In addition to child custody and property division, determining which party gets to keep the family pet in a divorce is a major concern for Pennsylvania couples preparing for a legal split. For some divorcing couples, informal shared custody arrangements are the best option in a legal system that treats pets like property rather than family members. Nearly 80 million American households report owning a pet, according to the American Pet Products Association.
Two out of every five couples who marry end up divorced, raising the question of who gets custody of their companion animals. The courts are reluctant to arbitrate pet custody and when they do, the arrangement is often identical to those offered for dividing property such as houses and cars. Nonetheless, emotional attachment can cause pets to become one of the most heated aspects of divorce negotiations.

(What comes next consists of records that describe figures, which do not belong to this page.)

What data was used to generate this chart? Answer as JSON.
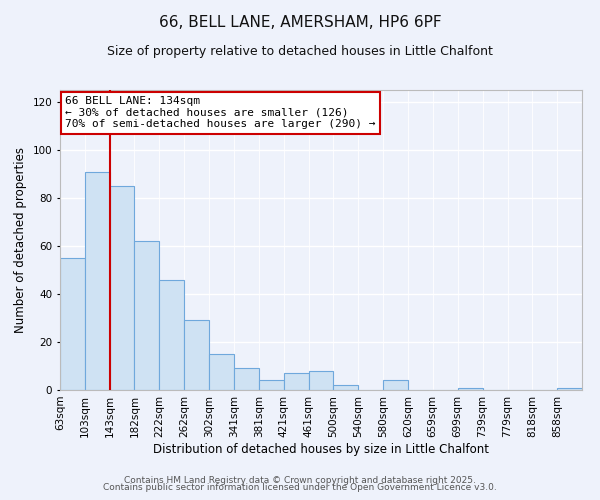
{
  "title": "66, BELL LANE, AMERSHAM, HP6 6PF",
  "subtitle": "Size of property relative to detached houses in Little Chalfont",
  "xlabel": "Distribution of detached houses by size in Little Chalfont",
  "ylabel": "Number of detached properties",
  "bar_values": [
    55,
    91,
    85,
    62,
    46,
    29,
    15,
    9,
    4,
    7,
    8,
    2,
    0,
    4,
    0,
    0,
    1,
    0,
    0,
    0,
    1
  ],
  "bar_labels": [
    "63sqm",
    "103sqm",
    "143sqm",
    "182sqm",
    "222sqm",
    "262sqm",
    "302sqm",
    "341sqm",
    "381sqm",
    "421sqm",
    "461sqm",
    "500sqm",
    "540sqm",
    "580sqm",
    "620sqm",
    "659sqm",
    "699sqm",
    "739sqm",
    "779sqm",
    "818sqm",
    "858sqm"
  ],
  "bin_edges": [
    63,
    103,
    143,
    182,
    222,
    262,
    302,
    341,
    381,
    421,
    461,
    500,
    540,
    580,
    620,
    659,
    699,
    739,
    779,
    818,
    858,
    898
  ],
  "bar_color": "#cfe2f3",
  "bar_edge_color": "#6fa8dc",
  "vline_x": 143,
  "vline_color": "#cc0000",
  "ylim": [
    0,
    125
  ],
  "yticks": [
    0,
    20,
    40,
    60,
    80,
    100,
    120
  ],
  "annotation_title": "66 BELL LANE: 134sqm",
  "annotation_line1": "← 30% of detached houses are smaller (126)",
  "annotation_line2": "70% of semi-detached houses are larger (290) →",
  "annotation_box_color": "#ffffff",
  "annotation_box_edge_color": "#cc0000",
  "footer1": "Contains HM Land Registry data © Crown copyright and database right 2025.",
  "footer2": "Contains public sector information licensed under the Open Government Licence v3.0.",
  "background_color": "#eef2fb",
  "grid_color": "#ffffff",
  "title_fontsize": 11,
  "subtitle_fontsize": 9,
  "axis_label_fontsize": 8.5,
  "tick_fontsize": 7.5,
  "annotation_fontsize": 8,
  "footer_fontsize": 6.5
}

Judges can exercise significant discretion when it comes to what to do with a companion animal during a divorce. So far, most judges have refused to deliver custody arrangements or hold hearings for pet custody. Instead, couples can hire lawyers to draft a separate contract. While these legal agreements may not always be taken seriously in court, they can help prevent further hostility between divorcing spouses.
Going through a divorce is a difficult process, especially when matters of custody and property division arise. From traditional child custody arrangements to determining the ownership of a pet, a lawyer may be able to provide the representation that a divorcing party needs. A lawyer may work to ensure that his or her client is represented fairly and help draft agreements that facilitate a fair pet custody arrangement. Pets may not have the same protections as children in the legal system, but drafting documentation is often a good step toward ensuring that their well-being is taken into account.